C’était tout au début, lors d’une de ces séances où le patient a beaucoup à dire. Soudain, elle se leva la larme à l’œil parce que dit-elle  » je ne pourrai plus revenir ». Elle avait décidé de suivre son compagnon envoyé en urgence dans un pays étranger. Ne parlant que le français elle devait renoncer à toute thérapie visant à la libérer de son addiction au cannabis et autres drogues occasionnelles.

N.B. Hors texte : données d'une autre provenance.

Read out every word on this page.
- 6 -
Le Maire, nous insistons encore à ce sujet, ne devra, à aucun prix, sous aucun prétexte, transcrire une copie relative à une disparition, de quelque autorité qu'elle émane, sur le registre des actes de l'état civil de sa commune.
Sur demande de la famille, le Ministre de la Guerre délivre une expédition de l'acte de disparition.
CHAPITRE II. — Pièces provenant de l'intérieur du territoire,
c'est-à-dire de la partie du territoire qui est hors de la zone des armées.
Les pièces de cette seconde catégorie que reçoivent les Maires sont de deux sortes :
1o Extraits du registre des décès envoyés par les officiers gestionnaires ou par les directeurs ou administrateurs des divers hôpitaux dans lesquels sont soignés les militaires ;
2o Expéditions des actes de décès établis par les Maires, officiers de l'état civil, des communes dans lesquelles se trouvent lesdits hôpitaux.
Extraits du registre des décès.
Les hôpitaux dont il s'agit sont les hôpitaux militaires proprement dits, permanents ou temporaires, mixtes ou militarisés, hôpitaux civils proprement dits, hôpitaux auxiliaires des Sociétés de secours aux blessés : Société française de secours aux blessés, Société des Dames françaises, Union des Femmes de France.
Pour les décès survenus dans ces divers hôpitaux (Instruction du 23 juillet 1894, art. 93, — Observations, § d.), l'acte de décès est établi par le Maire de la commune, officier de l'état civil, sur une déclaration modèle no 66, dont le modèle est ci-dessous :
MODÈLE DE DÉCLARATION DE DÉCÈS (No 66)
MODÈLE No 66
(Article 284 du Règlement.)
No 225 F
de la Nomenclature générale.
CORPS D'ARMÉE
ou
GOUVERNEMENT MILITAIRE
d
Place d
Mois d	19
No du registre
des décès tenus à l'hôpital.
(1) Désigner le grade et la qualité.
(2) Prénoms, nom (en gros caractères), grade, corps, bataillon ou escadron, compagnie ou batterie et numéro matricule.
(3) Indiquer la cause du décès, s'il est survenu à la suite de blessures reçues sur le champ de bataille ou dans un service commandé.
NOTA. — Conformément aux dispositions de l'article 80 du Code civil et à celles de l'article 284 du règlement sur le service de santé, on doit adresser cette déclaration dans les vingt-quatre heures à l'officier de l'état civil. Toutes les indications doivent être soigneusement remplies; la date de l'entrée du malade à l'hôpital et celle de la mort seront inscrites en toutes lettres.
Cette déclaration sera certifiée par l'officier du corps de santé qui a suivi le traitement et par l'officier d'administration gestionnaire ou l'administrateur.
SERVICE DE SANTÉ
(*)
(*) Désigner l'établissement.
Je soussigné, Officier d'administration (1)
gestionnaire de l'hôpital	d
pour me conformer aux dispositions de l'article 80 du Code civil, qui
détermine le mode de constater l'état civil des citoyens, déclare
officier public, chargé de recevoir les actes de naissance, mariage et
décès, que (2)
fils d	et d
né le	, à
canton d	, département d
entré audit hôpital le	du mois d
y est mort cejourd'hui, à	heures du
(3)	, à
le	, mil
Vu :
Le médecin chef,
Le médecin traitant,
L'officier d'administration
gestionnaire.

Je lui proposais alors de continuer le travail commencé en prenant quatre fois par semaine un temps de 25 mn pour s’allonger sur son divan qu’elle prendrait soin de déplacer le temps de la séance afin de bien différencier l’espace de « la thérapie ». Je lui suggérais d’apposer, face à elle un objet qu’elle trouvait beau : un tableau, un bibelot, un bouquet de fleur. La beauté fait taire la pensée, elle mène à la contemplation. Je lui recommandais de ne pas écourter ou rallonger le temps de la séance quel que soit le sentiment éprouvé. Enfin, je lui répétais la consigne : « dites à haute voix tout ce qui vous passe par la tête. Tout est important, vous dites toujours la vérité. Et si vous avez parfois le sentiment d’être à côté de la plaque, dites-vous qu’il en est toujours ainsi. Ce que vous n’aurez pas pu ou pas su dire est aussi proche de la vérité que ce que vous aurez pu exprimer. Le moment viendra où cette vérité vous rendra libre ». Ainsi je lui confirmais la règle des associations libres énoncée par Freud tout en supprimant l’analyste ! Je ne l’invitai pas à la guérison mais à la liberté. Quelle folie ! Elle attendait la guérison. Elle pensait qu’il fallait raconter sa vie passée pour que le thérapeute et le patient puissent comprendre et intervenir. La thérapie est dans ce cas une rééducation adaptée et volontaire visant le retour à la normale. J’insistais, soulignant que je lui proposais ici une méthode moins contraignante qui ne cherche pas à savoir et à comprendre mais à se laisser porter par le déroulement d’une histoire ignorée mais toute nouvelle et jaillissante. Son dire la conduirait vers un ailleurs qu’elle ne pouvait imaginer. La voyant encore hésitante, je lui précisais qu’elle pouvait s’adresser à un inconnu qui lui rendrait très certainement visite un jour ! Toujours soupçonneuse – probablement de par ma fonction de pasteur – elle précisa qu’elle ne croyait pas en Dieu et qu’elle ne s’adresserait pas à lui. Je lui confiais que son incroyance ne pouvait que l’aider dans la démarche proposée.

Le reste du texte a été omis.